An Ottawa respiratory therapist traded in hospital outfits for casual clothes after demand was made for his invention that makes it safer to transport patients on ventilators and switch them to other devices that have skyrocketed during the pandemic.
Frank Fiorenza originally got the idea for his product – nicknamed Flusso, which means “flow of fluid” in Italian – years ago while working as a respiratory therapist at the Ottawa Hospital.
Fiorenza realized that air expelled from patients’ lungs as they were transferred from mechanical ventilators to smaller transport ventilators or resuscitation bags could potentially expose healthcare workers to aerosol particles. infectious.
Thinking there had to be a better way, he started drawing designs for a small plastic tube-like insert that would seal the flow of oxygen and keep patients’ lungs swollen during such maneuvers.
“It was just more of a fun project, if you will,” says Fiorenza.
After bringing the concept to life, the Algonquin College graduate produced a prototype on a 3D printer in his basement and tested it on a used ventilator he bought from CHEO.
Five years ago, he licensed the product to McArthur Medical Sales, an Ontario supplier of specialty healthcare devices, and joined the company as head of product development.
Flusso officially hit the market in 2018. Over the next two years, it was adopted in around 40 Canadian hospitals.
Then came March 2020. As the novel coronavirus suddenly spread like wildfire across North America, Fiorenza’s phone started ringing, health administrators realized they had to take all possible precautions to protect workers against infection.
“When COVID hit, demand for Flusso exploded,” he says. “Within 48 hours, we received orders from approximately 130 hospitals in Canada and three dozen in the United States. It basically broke the system. We couldn’t keep up.
Fiorenza says his device, which costs around $ 20 a unit, has two main benefits that make it a key tool in the fight against COVID – in addition to protecting healthcare workers from potential exposure to infection, it also prevents patients’ lungs from collapsing and sustaining further damage.

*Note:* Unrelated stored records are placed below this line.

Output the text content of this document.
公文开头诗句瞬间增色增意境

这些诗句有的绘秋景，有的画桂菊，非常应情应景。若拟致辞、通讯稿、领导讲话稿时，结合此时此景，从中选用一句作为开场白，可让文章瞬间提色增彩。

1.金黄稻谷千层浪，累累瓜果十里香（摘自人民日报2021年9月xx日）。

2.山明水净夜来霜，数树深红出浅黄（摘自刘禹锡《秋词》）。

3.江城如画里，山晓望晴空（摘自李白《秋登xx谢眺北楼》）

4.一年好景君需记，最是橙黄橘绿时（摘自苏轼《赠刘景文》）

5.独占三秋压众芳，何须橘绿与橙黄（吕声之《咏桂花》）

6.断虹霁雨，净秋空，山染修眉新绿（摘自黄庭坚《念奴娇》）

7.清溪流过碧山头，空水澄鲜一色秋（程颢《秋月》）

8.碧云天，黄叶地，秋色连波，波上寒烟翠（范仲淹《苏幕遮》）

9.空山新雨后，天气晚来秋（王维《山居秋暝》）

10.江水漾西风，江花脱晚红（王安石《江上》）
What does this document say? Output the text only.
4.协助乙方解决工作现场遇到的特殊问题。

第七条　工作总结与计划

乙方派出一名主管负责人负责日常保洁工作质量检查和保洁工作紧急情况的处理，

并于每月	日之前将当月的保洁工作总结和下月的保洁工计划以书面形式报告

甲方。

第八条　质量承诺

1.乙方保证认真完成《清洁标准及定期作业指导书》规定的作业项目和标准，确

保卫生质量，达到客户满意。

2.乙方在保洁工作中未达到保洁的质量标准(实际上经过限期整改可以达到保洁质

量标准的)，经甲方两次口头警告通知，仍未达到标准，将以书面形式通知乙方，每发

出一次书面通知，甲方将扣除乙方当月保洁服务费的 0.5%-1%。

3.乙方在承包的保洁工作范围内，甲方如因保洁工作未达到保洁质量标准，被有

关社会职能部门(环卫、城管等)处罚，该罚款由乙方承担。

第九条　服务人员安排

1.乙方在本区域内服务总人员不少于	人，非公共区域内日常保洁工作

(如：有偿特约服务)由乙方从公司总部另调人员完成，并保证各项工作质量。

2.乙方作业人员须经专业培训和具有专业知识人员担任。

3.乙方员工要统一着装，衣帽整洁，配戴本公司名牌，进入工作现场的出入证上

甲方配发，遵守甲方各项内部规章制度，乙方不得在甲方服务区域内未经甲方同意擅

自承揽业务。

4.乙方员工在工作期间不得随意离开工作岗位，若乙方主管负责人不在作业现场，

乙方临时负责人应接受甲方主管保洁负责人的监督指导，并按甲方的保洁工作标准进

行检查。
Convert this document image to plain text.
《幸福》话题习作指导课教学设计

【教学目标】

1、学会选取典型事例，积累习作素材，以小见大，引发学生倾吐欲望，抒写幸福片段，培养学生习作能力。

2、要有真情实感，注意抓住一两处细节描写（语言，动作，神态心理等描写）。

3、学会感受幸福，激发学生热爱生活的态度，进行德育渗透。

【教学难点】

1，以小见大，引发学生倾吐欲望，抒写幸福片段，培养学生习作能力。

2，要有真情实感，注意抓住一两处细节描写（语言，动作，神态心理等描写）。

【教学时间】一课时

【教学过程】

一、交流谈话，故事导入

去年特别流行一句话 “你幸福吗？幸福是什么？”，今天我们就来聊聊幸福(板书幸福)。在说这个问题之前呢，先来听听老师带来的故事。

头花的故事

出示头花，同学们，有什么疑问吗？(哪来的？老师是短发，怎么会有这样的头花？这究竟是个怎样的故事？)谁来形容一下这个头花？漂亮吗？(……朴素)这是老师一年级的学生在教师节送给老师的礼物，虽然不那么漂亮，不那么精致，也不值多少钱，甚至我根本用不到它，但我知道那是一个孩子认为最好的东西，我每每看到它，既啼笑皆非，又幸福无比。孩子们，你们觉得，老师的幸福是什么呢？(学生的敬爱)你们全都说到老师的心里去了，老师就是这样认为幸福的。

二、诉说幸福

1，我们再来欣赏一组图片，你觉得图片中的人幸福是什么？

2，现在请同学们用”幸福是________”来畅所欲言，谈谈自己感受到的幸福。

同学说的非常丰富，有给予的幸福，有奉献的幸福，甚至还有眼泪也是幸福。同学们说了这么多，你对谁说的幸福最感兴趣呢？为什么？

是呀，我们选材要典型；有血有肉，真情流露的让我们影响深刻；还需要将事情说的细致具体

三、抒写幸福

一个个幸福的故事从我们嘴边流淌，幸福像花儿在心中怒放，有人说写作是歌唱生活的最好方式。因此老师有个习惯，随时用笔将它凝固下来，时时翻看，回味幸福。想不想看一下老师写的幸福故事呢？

“It broke the system, basically. We couldn’t keep up.”
He mentions a study published in the Canadian Journal of Respiratory Therapy at the end of last year, this showed that healthcare workers’ exposure to potentially infectious particles had been significantly reduced when the Flusso was used to transfer patients off ventilators.
Hospitals across the continent seem convinced. Fiorenza says he’s received tens of thousands of orders for the devices – which can only be used on a single patient and must be thrown away after about a week – and sales have grown six-fold in the past year. .
After initially outsourcing the manufacturing to a company in Barrie, he outsourced the work to a local company, LD Tool & Die of Stittsville, in March.
But supply chain disruptions – the Flusso uses three different types of plastics – and worker shortages at the previous plant have resulted in a backlog of orders that it is still striving to fill.
LD can currently produce around 1,200 units a day, but Fiorenza says he hopes to “dramatically increase” that number with the manufacturer’s latest purchase – a robot that can assemble eight devices at the same time it takes one person to assemble them. a.
“This is going to be a game-changer for us,” he says, adding that his company just shelled out $ 20,000 for a second test machine that sends pressurized air through each Flusso before shipment to ensure that each device meets all regulatory standards.
Fiorenza, which holds 18 patents for five different devices, recently introduced a scaled-down version of Flusso designed for use on smaller patients and children. The new device is manufactured by local company Ottawa Mold Craft and recently received the green light from regulators in Canada and the United States.
Meanwhile, Fiorenza says he’s receiving requests for the Flusso from other parts of the world, including Europe, the Middle East and South America. But for now, he says, he keeps his attention close to home.
“It’s just a matter of eating the elephant one bite at a time,” he said with a chuckle. “You cannot be everything to everyone.”
Although Fiorenza is still technically a casual employee of The Ottawa Hospital, he has not changed jobs since the pandemic struck. He feels he can contribute more to the cause in his new role as an entrepreneur.
“For me, the biggest impact I could have was putting Flusso in more patients and protecting more healthcare workers and more patients,” he says. “It was a tough decision to make, but I just felt my value was better served on the other side.”